"In that event why appeal to Mr. Tollemache?"
"Oh, I see your difficulty now. When aroused Lorry is a very convincing person indeed. He would tell Mr. Fosdyke to 'quit,'—that is exactly what he would say,—and if Mr. Fosdyke didn't quit he'd jolly well make him—which is also what Lorry would say."
Mrs. Carmac seemed to consider the point for a few seconds. "My difficulties, as you put it, cover a larger area," she said, with a bitterness that had its pathetic side. "Don't forget, Yvonne, that I am debarred from sharing your confidence. Dare I ask, for instance, if at some future date you will probably become Mrs. Laurence Tollemache?"
The girl flushed under this wholly unexpected thrust. First her father, now her mother, had voiced such a far-fetched notion! "I don't know," she said simply.
"The events of the last week have taught me the un-wisdom of thinking that we can forecast the future; but I can say now, with the utmost candor, that I will never leave my father."
At the moment she had no other thought than a disavowal of her prospective marriage with Tollemache, or any other man; but her mother cowered as though flinching from a blow, and Yvonne was instantly aware that the words had conveyed a meaning far beyond their intent.
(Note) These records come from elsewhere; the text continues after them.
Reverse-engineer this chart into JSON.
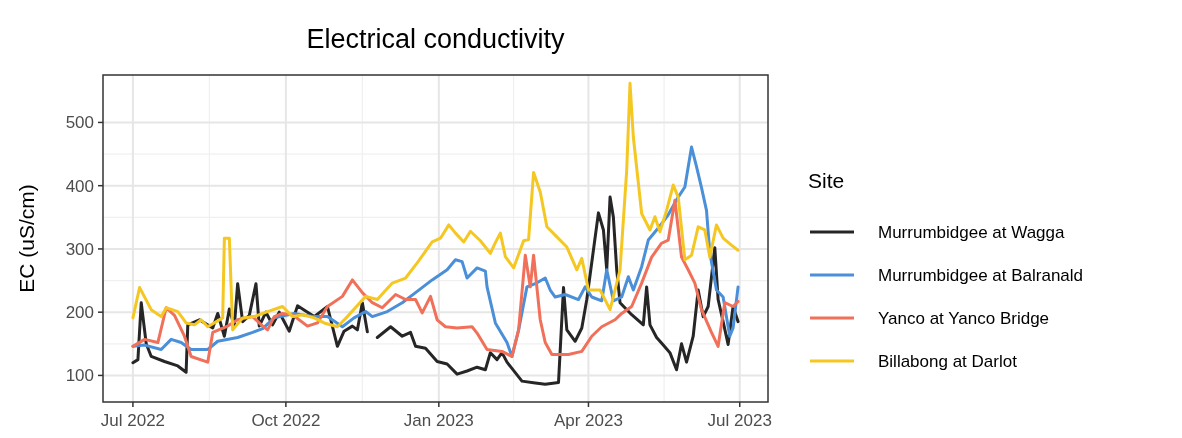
{
  "chart_data": {
    "type": "line",
    "title": "Electrical conductivity",
    "ylabel": "EC (uS/cm)",
    "legend_title": "Site",
    "legend": "right",
    "grid": true,
    "line_style": "solid",
    "xlim": [
      "2022-06-13",
      "2023-07-18"
    ],
    "xticks": [
      {
        "value": "2022-07-01",
        "label": "Jul 2022"
      },
      {
        "value": "2022-10-01",
        "label": "Oct 2022"
      },
      {
        "value": "2023-01-01",
        "label": "Jan 2023"
      },
      {
        "value": "2023-04-01",
        "label": "Apr 2023"
      },
      {
        "value": "2023-07-01",
        "label": "Jul 2023"
      }
    ],
    "ylim": [
      58,
      575
    ],
    "yticks": [
      100,
      200,
      300,
      400,
      500
    ],
    "series": [
      {
        "name": "Murrumbidgee at Wagga",
        "color": "#262626",
        "x": [
          "2022-07-01",
          "2022-07-04",
          "2022-07-06",
          "2022-07-09",
          "2022-07-12",
          "2022-07-20",
          "2022-07-28",
          "2022-08-02",
          "2022-08-03",
          "2022-08-10",
          "2022-08-18",
          "2022-08-21",
          "2022-08-25",
          "2022-08-28",
          "2022-08-31",
          "2022-09-02",
          "2022-09-05",
          "2022-09-09",
          "2022-09-13",
          "2022-09-15",
          "2022-09-19",
          "2022-09-23",
          "2022-09-27",
          "2022-10-03",
          "2022-10-08",
          "2022-10-18",
          "2022-10-26",
          "2022-11-01",
          "2022-11-05",
          "2022-11-10",
          "2022-11-13",
          "2022-11-16",
          "2022-11-19",
          "2022-11-22",
          "2022-11-25",
          "2022-12-03",
          "2022-12-10",
          "2022-12-15",
          "2022-12-18",
          "2022-12-24",
          "2022-12-31",
          "2023-01-06",
          "2023-01-12",
          "2023-01-18",
          "2023-01-24",
          "2023-01-29",
          "2023-02-01",
          "2023-02-05",
          "2023-02-08",
          "2023-02-11",
          "2023-02-20",
          "2023-02-28",
          "2023-03-06",
          "2023-03-14",
          "2023-03-17",
          "2023-03-19",
          "2023-03-24",
          "2023-03-28",
          "2023-03-31",
          "2023-04-07",
          "2023-04-10",
          "2023-04-12",
          "2023-04-14",
          "2023-04-16",
          "2023-04-18",
          "2023-04-20",
          "2023-04-27",
          "2023-05-04",
          "2023-05-06",
          "2023-05-08",
          "2023-05-12",
          "2023-05-16",
          "2023-05-20",
          "2023-05-24",
          "2023-05-27",
          "2023-05-30",
          "2023-06-03",
          "2023-06-06",
          "2023-06-09",
          "2023-06-12",
          "2023-06-16",
          "2023-06-18",
          "2023-06-21",
          "2023-06-24",
          "2023-06-27",
          "2023-06-30"
        ],
        "values": [
          120,
          125,
          215,
          150,
          130,
          122,
          115,
          105,
          180,
          188,
          175,
          198,
          162,
          205,
          178,
          245,
          185,
          195,
          245,
          178,
          200,
          180,
          200,
          170,
          210,
          193,
          209,
          146,
          170,
          178,
          172,
          215,
          169,
          null,
          160,
          177,
          162,
          168,
          146,
          143,
          122,
          118,
          102,
          107,
          113,
          109,
          136,
          125,
          136,
          121,
          91,
          88,
          86,
          89,
          239,
          172,
          154,
          175,
          220,
          357,
          330,
          267,
          382,
          350,
          267,
          215,
          196,
          180,
          240,
          180,
          160,
          148,
          136,
          109,
          150,
          121,
          162,
          235,
          193,
          209,
          302,
          220,
          185,
          149,
          209,
          185
        ]
      },
      {
        "name": "Murrumbidgee at Balranald",
        "color": "#4a8fd8",
        "x": [
          "2022-07-01",
          "2022-07-08",
          "2022-07-18",
          "2022-07-24",
          "2022-07-30",
          "2022-08-05",
          "2022-08-15",
          "2022-08-21",
          "2022-09-02",
          "2022-09-11",
          "2022-09-17",
          "2022-09-24",
          "2022-10-06",
          "2022-10-18",
          "2022-10-26",
          "2022-11-04",
          "2022-11-11",
          "2022-11-18",
          "2022-11-22",
          "2022-12-01",
          "2022-12-10",
          "2022-12-18",
          "2022-12-28",
          "2023-01-06",
          "2023-01-11",
          "2023-01-15",
          "2023-01-18",
          "2023-01-24",
          "2023-01-29",
          "2023-01-30",
          "2023-02-04",
          "2023-02-11",
          "2023-02-14",
          "2023-02-18",
          "2023-02-23",
          "2023-02-28",
          "2023-03-06",
          "2023-03-09",
          "2023-03-12",
          "2023-03-18",
          "2023-03-26",
          "2023-03-30",
          "2023-04-03",
          "2023-04-09",
          "2023-04-12",
          "2023-04-16",
          "2023-04-21",
          "2023-04-25",
          "2023-04-28",
          "2023-05-03",
          "2023-05-07",
          "2023-05-13",
          "2023-05-19",
          "2023-05-25",
          "2023-05-29",
          "2023-06-02",
          "2023-06-05",
          "2023-06-08",
          "2023-06-11",
          "2023-06-13",
          "2023-06-17",
          "2023-06-21",
          "2023-06-25",
          "2023-06-27",
          "2023-06-30"
        ],
        "values": [
          146,
          148,
          141,
          157,
          152,
          141,
          141,
          154,
          160,
          168,
          174,
          191,
          198,
          193,
          193,
          177,
          191,
          201,
          193,
          201,
          215,
          231,
          251,
          267,
          283,
          280,
          254,
          270,
          265,
          240,
          183,
          152,
          130,
          172,
          240,
          245,
          254,
          235,
          224,
          228,
          220,
          240,
          224,
          218,
          267,
          218,
          224,
          256,
          235,
          272,
          314,
          333,
          354,
          382,
          398,
          461,
          430,
          397,
          361,
          294,
          235,
          224,
          162,
          175,
          240
        ]
      },
      {
        "name": "Yanco at Yanco Bridge",
        "color": "#f0705a",
        "x": [
          "2022-07-01",
          "2022-07-08",
          "2022-07-16",
          "2022-07-21",
          "2022-07-26",
          "2022-08-01",
          "2022-08-05",
          "2022-08-15",
          "2022-08-18",
          "2022-08-27",
          "2022-09-02",
          "2022-09-11",
          "2022-09-17",
          "2022-09-20",
          "2022-09-24",
          "2022-09-29",
          "2022-10-05",
          "2022-10-14",
          "2022-10-20",
          "2022-10-26",
          "2022-11-04",
          "2022-11-10",
          "2022-11-16",
          "2022-11-22",
          "2022-11-28",
          "2022-12-06",
          "2022-12-12",
          "2022-12-18",
          "2022-12-22",
          "2022-12-27",
          "2022-12-31",
          "2023-01-05",
          "2023-01-12",
          "2023-01-21",
          "2023-01-24",
          "2023-01-30",
          "2023-02-08",
          "2023-02-14",
          "2023-02-18",
          "2023-02-22",
          "2023-02-25",
          "2023-02-27",
          "2023-03-03",
          "2023-03-06",
          "2023-03-10",
          "2023-03-20",
          "2023-03-28",
          "2023-04-03",
          "2023-04-09",
          "2023-04-17",
          "2023-04-21",
          "2023-04-27",
          "2023-05-03",
          "2023-05-09",
          "2023-05-15",
          "2023-05-19",
          "2023-05-23",
          "2023-05-27",
          "2023-05-31",
          "2023-06-04",
          "2023-06-08",
          "2023-06-14",
          "2023-06-18",
          "2023-06-22",
          "2023-06-27",
          "2023-06-30"
        ],
        "values": [
          146,
          157,
          152,
          207,
          195,
          162,
          130,
          121,
          168,
          178,
          188,
          193,
          178,
          172,
          193,
          198,
          196,
          178,
          183,
          209,
          225,
          251,
          231,
          215,
          207,
          228,
          220,
          220,
          199,
          225,
          188,
          177,
          175,
          177,
          167,
          141,
          138,
          130,
          172,
          290,
          240,
          290,
          188,
          152,
          133,
          133,
          138,
          162,
          177,
          188,
          198,
          209,
          246,
          287,
          309,
          314,
          377,
          287,
          267,
          246,
          204,
          168,
          146,
          215,
          209,
          217
        ]
      },
      {
        "name": "Billabong at Darlot",
        "color": "#f5c722",
        "x": [
          "2022-07-01",
          "2022-07-05",
          "2022-07-12",
          "2022-07-18",
          "2022-07-21",
          "2022-07-28",
          "2022-08-02",
          "2022-08-07",
          "2022-08-11",
          "2022-08-15",
          "2022-08-24",
          "2022-08-25",
          "2022-08-28",
          "2022-08-30",
          "2022-09-05",
          "2022-09-12",
          "2022-09-20",
          "2022-09-29",
          "2022-10-05",
          "2022-10-11",
          "2022-10-18",
          "2022-10-24",
          "2022-11-01",
          "2022-11-07",
          "2022-11-18",
          "2022-11-25",
          "2022-12-04",
          "2022-12-12",
          "2022-12-19",
          "2022-12-28",
          "2023-01-02",
          "2023-01-07",
          "2023-01-11",
          "2023-01-16",
          "2023-01-20",
          "2023-01-26",
          "2023-02-01",
          "2023-02-04",
          "2023-02-07",
          "2023-02-10",
          "2023-02-15",
          "2023-02-21",
          "2023-02-24",
          "2023-02-27",
          "2023-03-03",
          "2023-03-07",
          "2023-03-13",
          "2023-03-19",
          "2023-03-25",
          "2023-03-28",
          "2023-04-01",
          "2023-04-08",
          "2023-04-14",
          "2023-04-20",
          "2023-04-24",
          "2023-04-26",
          "2023-04-28",
          "2023-05-03",
          "2023-05-08",
          "2023-05-11",
          "2023-05-14",
          "2023-05-18",
          "2023-05-22",
          "2023-05-25",
          "2023-05-29",
          "2023-06-02",
          "2023-06-06",
          "2023-06-10",
          "2023-06-13",
          "2023-06-17",
          "2023-06-21",
          "2023-06-26",
          "2023-06-30"
        ],
        "values": [
          191,
          239,
          204,
          193,
          207,
          201,
          183,
          180,
          188,
          177,
          191,
          317,
          317,
          172,
          191,
          193,
          201,
          209,
          193,
          196,
          191,
          183,
          177,
          193,
          225,
          220,
          246,
          254,
          278,
          311,
          317,
          338,
          325,
          311,
          328,
          313,
          293,
          310,
          325,
          288,
          270,
          313,
          315,
          421,
          390,
          335,
          319,
          303,
          267,
          285,
          235,
          235,
          204,
          267,
          424,
          562,
          477,
          356,
          330,
          351,
          327,
          361,
          401,
          382,
          283,
          290,
          335,
          330,
          287,
          338,
          317,
          306,
          298
        ]
      }
    ]
  }
}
"Oh, dear!" she sighed. "How easily one can be misunderstood! Now it is stupid that you and I should be at cross purposes in a matter of this sort. Will it help if I tell you what my father said this morning? He asked me why you had decided that Mr. Carmac should be buried here, and I gave it as my opinion that you meant to remain in Pont Aven a considerable time. Was I mistaken?"
The older woman's face became a shade whiter; but she replied steadily enough, "Something of the sort had certainly occurred to me."
"But you must abandon it, Dear," said the girl earnestly, dropping at her mother's feet, and taking one thin hand in both hers. "If you do that, everything will go wrong. Dad and you cannot possibly live in a small place like this, where everybody knows everybody else, where the history of each family or individual is common property, and where gossip would soon find flaws in the pretense that you and I are aunt and niece. If you continue to reside here, it means that Dad and I must go. No, you sha'n't weep, or be allowed to fret yourself into some misleading notion as to what I really mean. Once and for all, the possibility of that kind of lamentable thing happening must disappear.